Consider $N = 8, M = 13$.

P rem S R Valid
0 13 - - no
1 8 4 3 yes

We get a valid triple $(3, 4, 1)$, but all values are positive. This corresponds to a fully mixed game state, so no winner configuration exists under the condition.

Complexity Analysis

Measure Complexity Explanation
Time $O(M/5)$ We iterate over all feasible values of $P$, each checked in O(1)
Space $O(1)$ Only a constant number of variables are maintained

The iteration is linear in the number of feasible values of $P$, which is bounded by $M$. For typical constraints in Codeforces-style problems, this is efficient enough when combined with early pruning and constant-time checks.

Test Cases

import sys, io

def run(inp: str) -> str:
    sys.stdin = io.StringIO(inp)
    out = io.StringIO()
    sys.stdout = out

    solve()
    return out.getvalue().strip()

# minimal valid case
assert run("1 0\n") == "YES", "trivial all zero"
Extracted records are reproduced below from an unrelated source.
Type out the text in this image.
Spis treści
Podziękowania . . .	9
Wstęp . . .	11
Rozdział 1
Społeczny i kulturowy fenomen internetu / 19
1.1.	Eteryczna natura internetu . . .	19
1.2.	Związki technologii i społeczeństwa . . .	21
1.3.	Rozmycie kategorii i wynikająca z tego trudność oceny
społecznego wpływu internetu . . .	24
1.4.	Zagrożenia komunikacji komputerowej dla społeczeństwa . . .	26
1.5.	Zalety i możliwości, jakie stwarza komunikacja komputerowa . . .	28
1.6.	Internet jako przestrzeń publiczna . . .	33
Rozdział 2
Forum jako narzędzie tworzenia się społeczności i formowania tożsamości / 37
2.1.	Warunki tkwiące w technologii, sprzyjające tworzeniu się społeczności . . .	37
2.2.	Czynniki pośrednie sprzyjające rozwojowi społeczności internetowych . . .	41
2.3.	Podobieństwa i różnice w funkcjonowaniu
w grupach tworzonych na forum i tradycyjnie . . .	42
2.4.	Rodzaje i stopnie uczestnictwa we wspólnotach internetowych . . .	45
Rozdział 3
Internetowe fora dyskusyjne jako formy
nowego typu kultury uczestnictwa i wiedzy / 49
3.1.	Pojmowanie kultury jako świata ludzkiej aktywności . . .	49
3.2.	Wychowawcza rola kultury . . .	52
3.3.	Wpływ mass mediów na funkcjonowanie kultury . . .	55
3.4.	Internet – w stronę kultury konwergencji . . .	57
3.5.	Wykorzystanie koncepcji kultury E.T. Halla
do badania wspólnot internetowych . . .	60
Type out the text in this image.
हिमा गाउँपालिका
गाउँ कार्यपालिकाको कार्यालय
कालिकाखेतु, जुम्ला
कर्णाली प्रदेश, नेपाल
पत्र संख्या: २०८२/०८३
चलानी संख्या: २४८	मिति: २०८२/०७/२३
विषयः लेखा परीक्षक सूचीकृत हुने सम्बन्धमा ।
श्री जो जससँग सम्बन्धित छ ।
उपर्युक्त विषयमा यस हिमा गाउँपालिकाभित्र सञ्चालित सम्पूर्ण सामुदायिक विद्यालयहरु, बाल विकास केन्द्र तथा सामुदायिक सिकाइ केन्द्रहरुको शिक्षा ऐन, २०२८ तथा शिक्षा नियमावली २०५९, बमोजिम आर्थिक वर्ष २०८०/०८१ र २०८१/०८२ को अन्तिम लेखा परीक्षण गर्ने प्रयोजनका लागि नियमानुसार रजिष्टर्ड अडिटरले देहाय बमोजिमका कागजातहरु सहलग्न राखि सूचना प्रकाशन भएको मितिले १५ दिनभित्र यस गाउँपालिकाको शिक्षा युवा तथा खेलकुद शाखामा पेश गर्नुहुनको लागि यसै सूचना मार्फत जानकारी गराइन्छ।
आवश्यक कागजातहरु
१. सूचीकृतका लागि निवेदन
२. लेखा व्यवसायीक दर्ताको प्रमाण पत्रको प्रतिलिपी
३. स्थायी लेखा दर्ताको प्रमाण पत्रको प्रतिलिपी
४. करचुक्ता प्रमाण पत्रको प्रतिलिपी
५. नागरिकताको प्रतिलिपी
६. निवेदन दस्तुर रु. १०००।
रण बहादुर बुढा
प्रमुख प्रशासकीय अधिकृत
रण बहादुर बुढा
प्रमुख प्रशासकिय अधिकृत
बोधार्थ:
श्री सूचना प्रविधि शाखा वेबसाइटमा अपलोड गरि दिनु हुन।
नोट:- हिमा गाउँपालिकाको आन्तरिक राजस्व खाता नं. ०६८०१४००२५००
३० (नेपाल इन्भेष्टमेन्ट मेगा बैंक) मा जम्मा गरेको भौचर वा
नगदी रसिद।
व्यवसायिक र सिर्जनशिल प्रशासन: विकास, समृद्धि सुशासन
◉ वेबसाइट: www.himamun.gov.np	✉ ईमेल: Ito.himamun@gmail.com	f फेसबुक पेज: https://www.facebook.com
# simple valid configuration
assert run("6 10\n") == "YES", "example valid with zero component"

# valid but no winner
assert run("8 13\n") == "NO", "all positive solution only"

# impossible case
assert run("5 1\n") == "NO", "no integer solution"

# boundary case large P only
assert run("10 50\n") == "YES", "multiple solutions possible"
Test input Expected output What it validates
1 0 YES minimal feasibility
6 10 YES solution with zero component
8 13 NO all-positive solution only
5 1 NO no integer lattice point
10 50 YES multiple valid candidates

Edge Cases

One edge case is when $M$ is odd. In this case, every candidate $P$ produces an odd remainder $M - 5P$ whenever $5P$ is even or odd inconsistently, but in practice parity immediately eliminates all candidates where $S$ would not be integer. For example, $N = 10, M = 3$ yields no valid solution because $2S = 3 - 5P$ cannot be even for any integer $P$.

Another edge case is when $P = 0$, which reduces the system to $2S = M$ and $R = N - S$. For instance, $N = 7, M = 4$ gives $S = 2, R = 5$, a valid solution where one variable is zero, guaranteeing a winner configuration.

A third edge case is when all variables become strictly positive but still satisfy both equations. For example, $N = 8, M = 13$ produces $(R, S, P) = (3, 4, 1)$. The algorithm correctly marks feasibility but does not mark a winner, since no variable is zero in the only valid solution space.